Poster
in
Workshop: Workshop on Machine Learning and Compression
SNeRV: Scalable Neural Representations for Video Coding
Yiying Wei · Hadi Amirpour · Christian Timmerer
Scalable or layered video coding encodes a video stream into multiple layers in such a way that it can be decoded at different levels of quality or resolution, depending on the capabilities of the device or the available network bandwidth. Traditional approaches are built as an extension of existing video codec standards, but lack industry deployments. In this paper, we propose a Scalable Neural Representation (SNeRV) for video coding that encodes multi-resolution/-quality videos into a single neural network comprising multiple layers. The base layer (BL) of the neural network encodes the lowest resolution/quality of the video stream. Enhancement layers (ELs) encode additional information that, using the BL as a starting point, can be used to reconstruct a higher-resolution/-quality video during the decoding process.

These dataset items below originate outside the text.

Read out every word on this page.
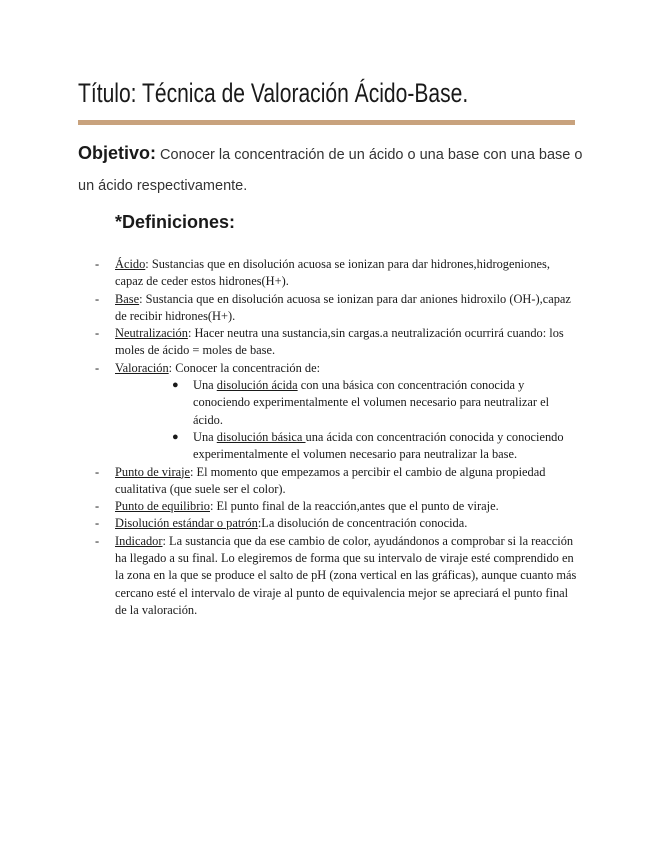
Título: Técnica de Valoración Ácido-Base.
Objetivo: Conocer la concentración de un ácido o una base con una base o un ácido respectivamente.
*Definiciones:
- Ácido: Sustancias que en disolución acuosa se ionizan para dar hidrones,hidrogeniones, capaz de ceder estos hidrones(H+).
- Base: Sustancia que en disolución acuosa se ionizan para dar aniones hidroxilo (OH-),capaz de recibir hidrones(H+).
- Neutralización: Hacer neutra una sustancia,sin cargas.a neutralización ocurrirá cuando: los moles de ácido = moles de base.
- Valoración: Conocer la concentración de:
● Una disolución ácida con una básica con concentración conocida y conociendo experimentalmente el volumen necesario para neutralizar el ácido.
● Una disolución básica una ácida con concentración conocida y conociendo experimentalmente el volumen necesario para neutralizar la base.
- Punto de viraje: El momento que empezamos a percibir el cambio de alguna propiedad cualitativa (que suele ser el color).
- Punto de equilibrio: El punto final de la reacción,antes que el punto de viraje.
- Disolución estándar o patrón:La disolución de concentración conocida.
- Indicador: La sustancia que da ese cambio de color, ayudándonos a comprobar si la reacción ha llegado a su final. Lo elegiremos de forma que su intervalo de viraje esté comprendido en la zona en la que se produce el salto de pH (zona vertical en las gráficas), aunque cuanto más cercano esté el intervalo de viraje al punto de equivalencia mejor se apreciará el punto final de la valoración.
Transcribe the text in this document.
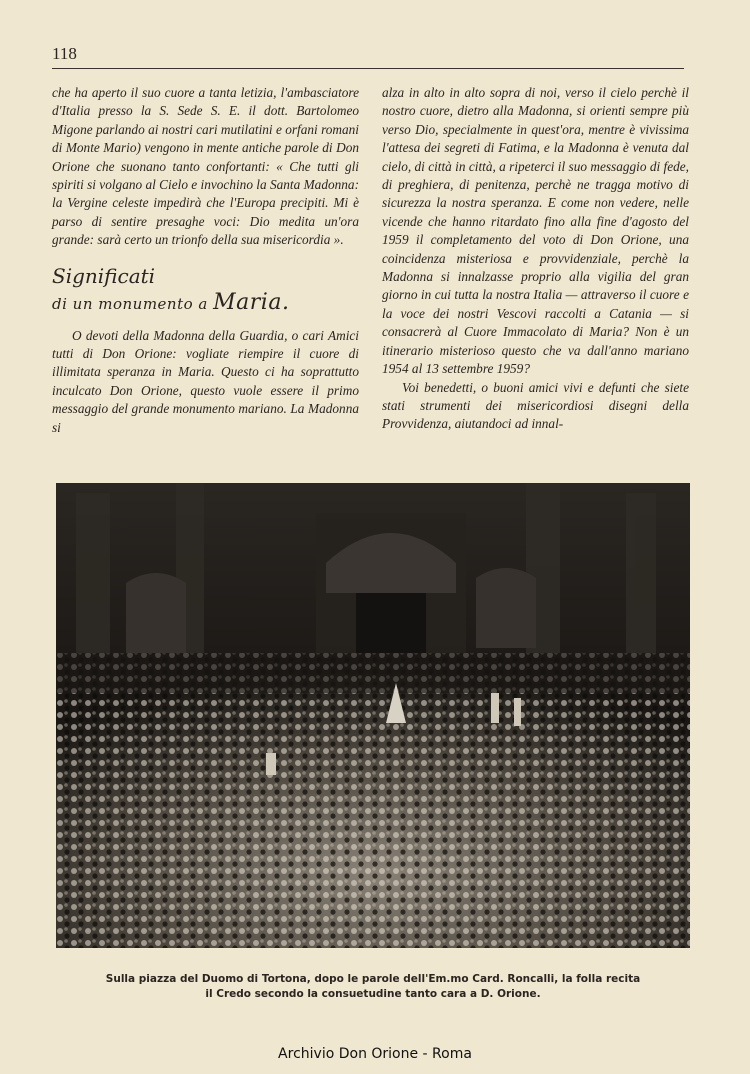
118

che ha aperto il suo cuore a tanta letizia, l'ambasciatore d'Italia presso la S. Sede S. E. il dott. Bartolomeo Migone parlando ai nostri cari mutilatini e orfani romani di Monte Mario) vengono in mente antiche parole di Don Orione che suonano tanto confortanti: « Che tutti gli spiriti si volgano al Cielo e invochino la Santa Madonna: la Vergine celeste impedirà che l'Europa precipiti. Mi è parso di sentire presaghe voci: Dio medita un'ora grande: sarà certo un trionfo della sua misericordia ».

Significati
di un monumento a Maria.

O devoti della Madonna della Guardia, o cari Amici tutti di Don Orione: vogliate riempire il cuore di illimitata speranza in Maria. Questo ci ha soprattutto inculcato Don Orione, questo vuole essere il primo messaggio del grande monumento mariano. La Madonna si

alza in alto in alto sopra di noi, verso il cielo perchè il nostro cuore, dietro alla Madonna, si orienti sempre più verso Dio, specialmente in quest'ora, mentre è vivissima l'attesa dei segreti di Fatima, e la Madonna è venuta dal cielo, di città in città, a ripeterci il suo messaggio di fede, di preghiera, di penitenza, perchè ne tragga motivo di sicurezza la nostra speranza. E come non vedere, nelle vicende che hanno ritardato fino alla fine d'agosto del 1959 il completamento del voto di Don Orione, una coincidenza misteriosa e provvidenziale, perchè la Madonna si innalzasse proprio alla vigilia del gran giorno in cui tutta la nostra Italia — attraverso il cuore e la voce dei nostri Vescovi raccolti a Catania — si consacrerà al Cuore Immacolato di Maria? Non è un itinerario misterioso questo che va dall'anno mariano 1954 al 13 settembre 1959?

Voi benedetti, o buoni amici vivi e defunti che siete stati strumenti dei misericordiosi disegni della Provvidenza, aiutandoci ad innal-

Sulla piazza del Duomo di Tortona, dopo le parole dell'Em.mo Card. Roncalli, la folla recita
il Credo secondo la consuetudine tanto cara a D. Orione.
Archivio Don Orione - Roma
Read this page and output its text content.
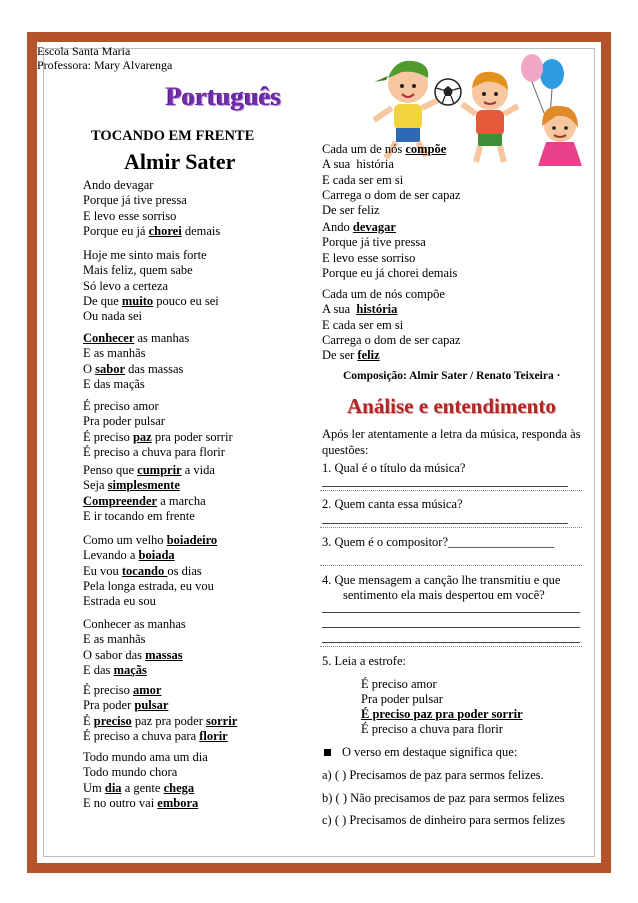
Escola Santa Maria
Professora: Mary Alvarenga
Português
TOCANDO EM FRENTE
Almir Sater
Ando devagar
Porque já tive pressa
E levo esse sorriso
Porque eu já chorei demais
Hoje me sinto mais forte
Mais feliz, quem sabe
Só levo a certeza
De que muito pouco eu sei
Ou nada sei
Conhecer as manhas
E as manhãs
O sabor das massas
E das maçãs
É preciso amor
Pra poder pulsar
É preciso paz pra poder sorrir
É preciso a chuva para florir
Penso que cumprir a vida
Seja simplesmente
Compreender a marcha
E ir tocando em frente
Como um velho boiadeiro
Levando a boiada
Eu vou tocando os dias
Pela longa estrada, eu vou
Estrada eu sou
Conhecer as manhas
E as manhãs
O sabor das massas
E das maçãs
É preciso amor
Pra poder pulsar
É preciso paz pra poder sorrir
É preciso a chuva para florir
Todo mundo ama um dia
Todo mundo chora
Um dia a gente chega
E no outro vai embora
Cada um de nós compõe
A sua  história
E cada ser em si
Carrega o dom de ser capaz
De ser feliz
Ando devagar
Porque já tive pressa
E levo esse sorriso
Porque eu já chorei demais
Cada um de nós compõe
A sua  história
E cada ser em si
Carrega o dom de ser capaz
De ser feliz
Composição: Almir Sater / Renato Teixeira ·
Análise e entendimento
Após ler atentamente a letra da música, responda às questões:
1. Qual é o título da música?
2. Quem canta essa música?
3. Quem é o compositor?_________________
4. Que mensagem a canção lhe transmitiu e que
sentimento ela mais despertou em você?
5. Leia a estrofe:
É preciso amor
Pra poder pulsar
É preciso paz pra poder sorrir
É preciso a chuva para florir
O verso em destaque significa que:
a) ( ) Precisamos de paz para sermos felizes.
b) ( ) Não precisamos de paz para sermos felizes
c) ( ) Precisamos de dinheiro para sermos felizes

This multi-layered structure allows the scalable bitstream to be truncated to adapt to the client's bandwidth conditions or computational decoding requirements. Unlike conventional video codecs constrained by complex and highly designed modules, SNeRV represents a video as a neural network and employs any model weight compression method for video compression. Experimental results demonstrate that SNeRV outperforms H.264/AVC's Scalable Video Coding (SVC) extension and achieves comparable decoding speed at high resolutions.